If the block exists with an exception, the whole transaction is rolled back and no changes will be applied.

Internally, this is done by using creating a transaction with begin and then commit or rollback on exit.

TX.insert()

you can append data to a table using the insert method:

with tab as tx:
    tx.insert({"id": "1", "name": "Alice", "age": 25})
    tx.insert({"id": "2", "name": "Bob", "age": 30})

insert() also allow you to use list[dict], pyarrow.RecordBatch or pandas.DataFrame as input.

make sure the schema is correct and the data is valid, otherwise an exception will be raised.

TX.delete()

you can delete data from a table using the delete method:

with tab as tx:
    tx.delete('age < 26')

TX.replace

you cannot update the data on the table directly, but you can replace some of the data with something else:

with tab as tx:
    for row in tx.replace('age < 26'):
        if row["old"]:
            row["age"]+= 30
            tx.insert(row)

This will remove all the rows that match the filter, and return them to the caller.
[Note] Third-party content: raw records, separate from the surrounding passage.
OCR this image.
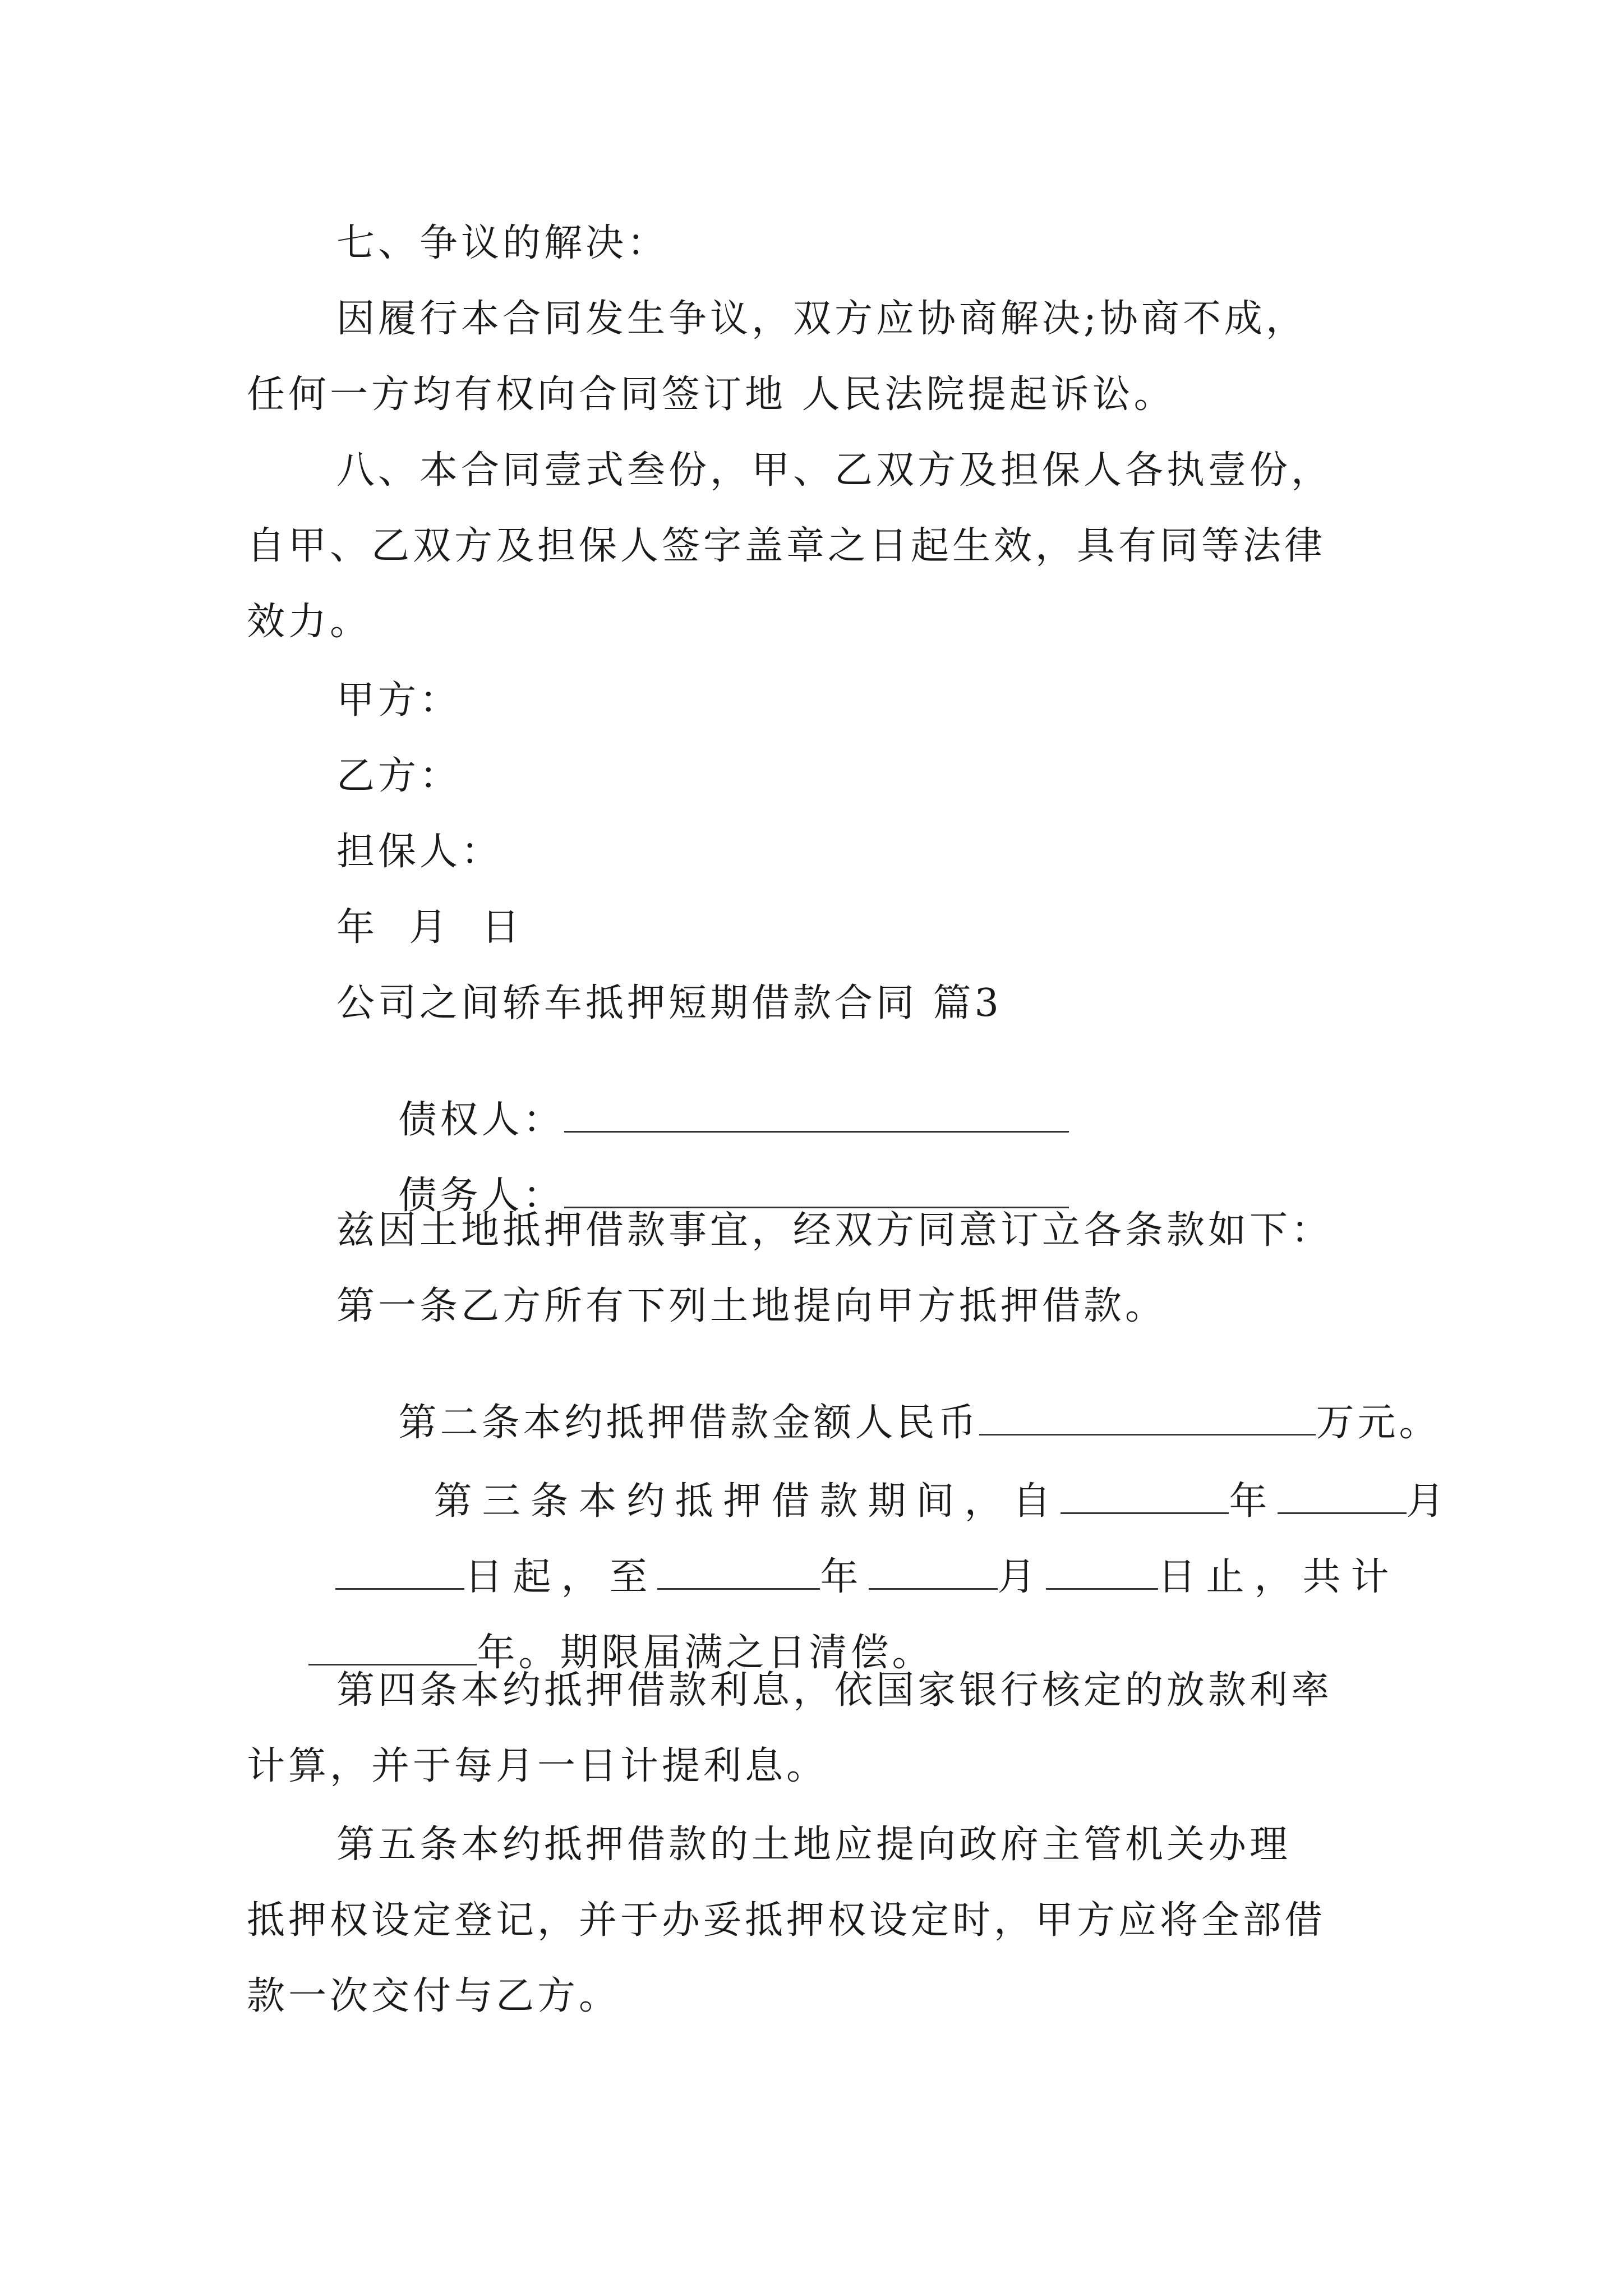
七、争议的解决：
因履行本合同发生争议，双方应协商解决;协商不成，
任何一方均有权向合同签订地 人民法院提起诉讼。
八、本合同壹式叁份，甲、乙双方及担保人各执壹份，
自甲、乙双方及担保人签字盖章之日起生效，具有同等法律
效力。
甲方：
乙方：
担保人：
年  月  日
公司之间轿车抵押短期借款合同 篇3

债权人：

债务人：

兹因土地抵押借款事宜，经双方同意订立各条款如下：
第一条乙方所有下列土地提向甲方抵押借款。

第二条本约抵押借款金额人民币	万元。

第三条本约抵押借款期间，自	年	月

日起，至	年	月	日止，共计

年。期限届满之日清偿。

第四条本约抵押借款利息，依国家银行核定的放款利率
计算，并于每月一日计提利息。
第五条本约抵押借款的土地应提向政府主管机关办理
抵押权设定登记，并于办妥抵押权设定时，甲方应将全部借
款一次交付与乙方。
The caller can then decide what to do with each row, insert it back, discard it, insert other rows.

Note: replace computes what to do first, and then returns the rows. inserted rows won't affect the current iteration.

Note: there are limitations on replacing what was inserted in the same transaction.

BigCol

If a row has a field with large data, the data is then stored in a separate buffer and a reference to the buffer is stored in the table instead

this happen automatically and the user will get back the full data later when querying.

filtering is also performed on the client after fetching the full data, so this process should be transparent to the user

The key benefit is to keep the data streams small and fast, and cache the big files separately.

bSquare

We convert any polygon added to the system as a bounding square, and use the geometry of this square to index the data. This provide a convenient way to index the data with low false positives, the client can then perform the more complex query on the full polygon on the client side, especially if the polygon is big and store in a BigCol.